Long To Short Range – Bajiquan

Bajiquan is known for its elbow strikes and short-range power. Similar to Muay Thai’s “Eight Limbs”, Bajiquan uses “Eight Weapons” to strike – Feet, Knees, Hips, Body, Shoulders, Elbows, Arms and Head. It is built for close in-fighting, engaging aggressively from a longer range to short distance. 

Boxing Of Chinese Knights – Bajiquan

Bajiquan is renown for its explosive, short-range power and is iconic for its elbow and shoulder strikes- descending from the heavy armor era in feudal dynasties. Though pugilistic sports are uncommon in ancient China, Bajiquan contains boxing methods of Ming-era knights.
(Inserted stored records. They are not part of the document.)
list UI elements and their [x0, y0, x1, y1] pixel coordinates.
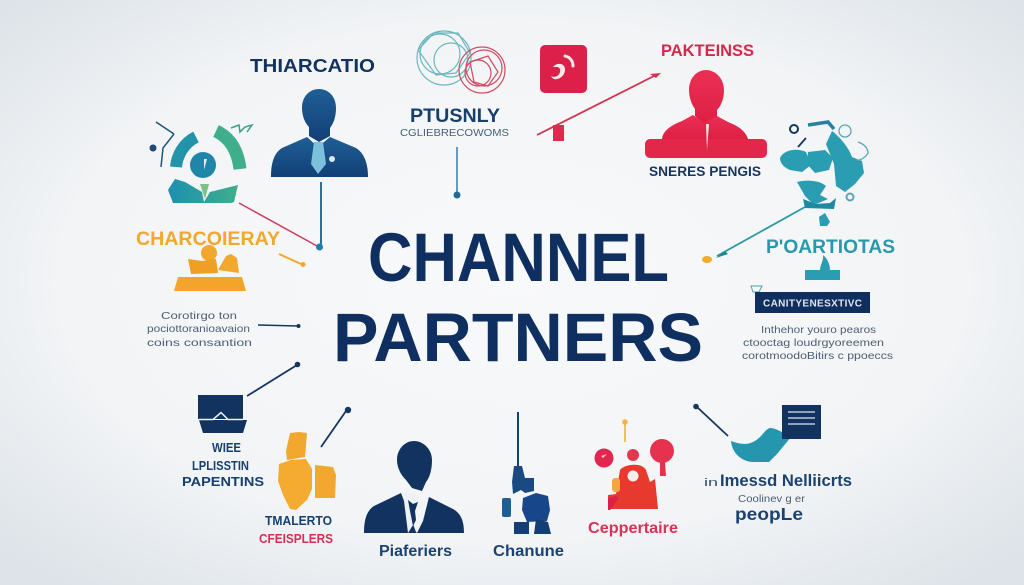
red connector to hub [239, 203, 317, 246]
bottom chess-piece icon with vertical line: Chanune [493, 543, 564, 560]
icon: teal hand with document and label: peopLe [735, 504, 803, 524]
connector to document icon [693, 404, 728, 436]
icon: teal map with network [780, 122, 868, 226]
bottom navy person node [364, 441, 464, 560]
icon: navy laptop with label [182, 395, 264, 489]
left orange heading and icon [136, 229, 280, 291]
connector to thumb icon [321, 407, 351, 447]
main title [333, 219, 703, 376]
right block: teal heading, navy banner and description: ctooctag loudrgyoreemen [743, 337, 884, 349]
top-left person node: THIARCATIO [250, 56, 375, 76]
left connector line [258, 324, 300, 328]
icon: orange thumbs up with label [259, 432, 336, 546]
bottom navy person node: Piaferiers [379, 543, 452, 560]
red arrow [537, 73, 661, 141]
top-center circles and label: CGLIEBRECOWOMS [400, 128, 509, 139]
icon: red app square [540, 45, 587, 93]
icon: orange thumbs up with label: CFEISPLERS [259, 531, 333, 546]
icon: navy laptop with label: LPLISSTIN [192, 459, 249, 473]
icon: teal hand with document and label [704, 405, 852, 524]
right block: teal heading, navy banner and description [742, 237, 895, 362]
main title: PARTNERS [333, 299, 703, 376]
icon: orange thumbs up with label: TMALERTO [265, 514, 332, 528]
left description text: Corotirgo ton [161, 310, 237, 322]
left description text: coins consantion [147, 337, 252, 349]
icon: teal hand with document and label: Imessd Nelliicrts [720, 472, 852, 490]
top-right red person node: PAKTEINSS [661, 41, 754, 60]
top-right red person node [645, 41, 767, 179]
icon: navy laptop with label: WIEE [212, 441, 241, 455]
icon: teal and green arc figure [150, 122, 252, 203]
icon: teal hand with document and label: in [704, 477, 718, 489]
bottom red group icon: Ceppertaire [588, 520, 678, 537]
top-right red person node: SNERES PENGIS [649, 164, 761, 179]
left description text [147, 310, 252, 349]
top-center circles and label: PTUSNLY [410, 106, 500, 127]
left orange heading and icon: CHARCOIERAY [136, 229, 280, 250]
bottom chess-piece icon with vertical line [493, 412, 564, 560]
top-left person node [250, 56, 375, 250]
right block: teal heading, navy banner and description: CANITYENESXTIVC [763, 298, 862, 310]
diagonal connector to laptop [247, 362, 300, 396]
icon: navy laptop with label: PAPENTINS [182, 474, 264, 489]
bottom red group icon [588, 419, 678, 537]
main title: CHANNEL [368, 219, 669, 296]
teal pointer with yellow tip [702, 207, 805, 263]
top-center circles and label [400, 31, 509, 198]
right block: teal heading, navy banner and description: Inthehor youro pearos [761, 324, 876, 336]
icon: teal hand with document and label: Coolinev g er [738, 494, 806, 505]
right block: teal heading, navy banner and description: P'OARTIOTAS [766, 237, 895, 258]
small orange pointer [279, 254, 306, 267]
left description text: pociottoranioavaion [147, 323, 250, 335]
right block: teal heading, navy banner and description: corotmoodoBitirs c ppoeccs [742, 350, 893, 362]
The Soul Of Baguazhang – Ming Dynasty Sword Classics

In modern Baguazhang schools, the Giant Sword and Saber is often emphasized, regardless of branch or styles. In fact, many instructors today regard the sword as the soul of Baguazhang structures, in feudal times… While this theory certainly has merit, Feudal Academia is not here to play guessing games. 10 out of 10 Chinese scholars agree that the cold weapon technology of the Qing Dynasty is inherited directly from the Ming.  IRFS provides clear documentation, tracking the longsword foundation to Yu Dazhao in the era of General Qijiguang. Yu Dazhao wrote a book called “The Sword Classic”:  the techniques illustrated include the iconic  T-step/shape footwork entries of triangular point-stepping, describes the sword method as ‘running water’, a continuous striking which ‘flows with the force’, demonstrates ‘reversing the body’ and ‘heaven and earth’ usage of the longsword… last and most importantly, THE SWORD CLASSIC IS A BOOK ABOUT STICKS [aka polearms] FOR PIKEMAN OF THE ARMY!!

The Practical Isn’t Pretty- General Qi Jiguang

Most Internal Martial Arts in origin, descend or are significantly influenced by Ming General Qi Jiguang, a pioneer of kungfu in medieval China.  His ancient proverb states that the “pretty is not practical and the practical is not pretty.” Feudal Scholars believe Qi Jiguang is describing YIN STYLE BAGUAZHANG- a raw historical artifact of terrifying prowess and prestige.  Many have yet to realize, feudal Baguazhang does not look like the performance-based demonstrations often represented in modern kungfu cinema.  To judge an ancient fighting art using contemporary Peking Opera-fu aesthetics guidelines- is a prime reason why there are Kungfu vs MMA discussions in modern times.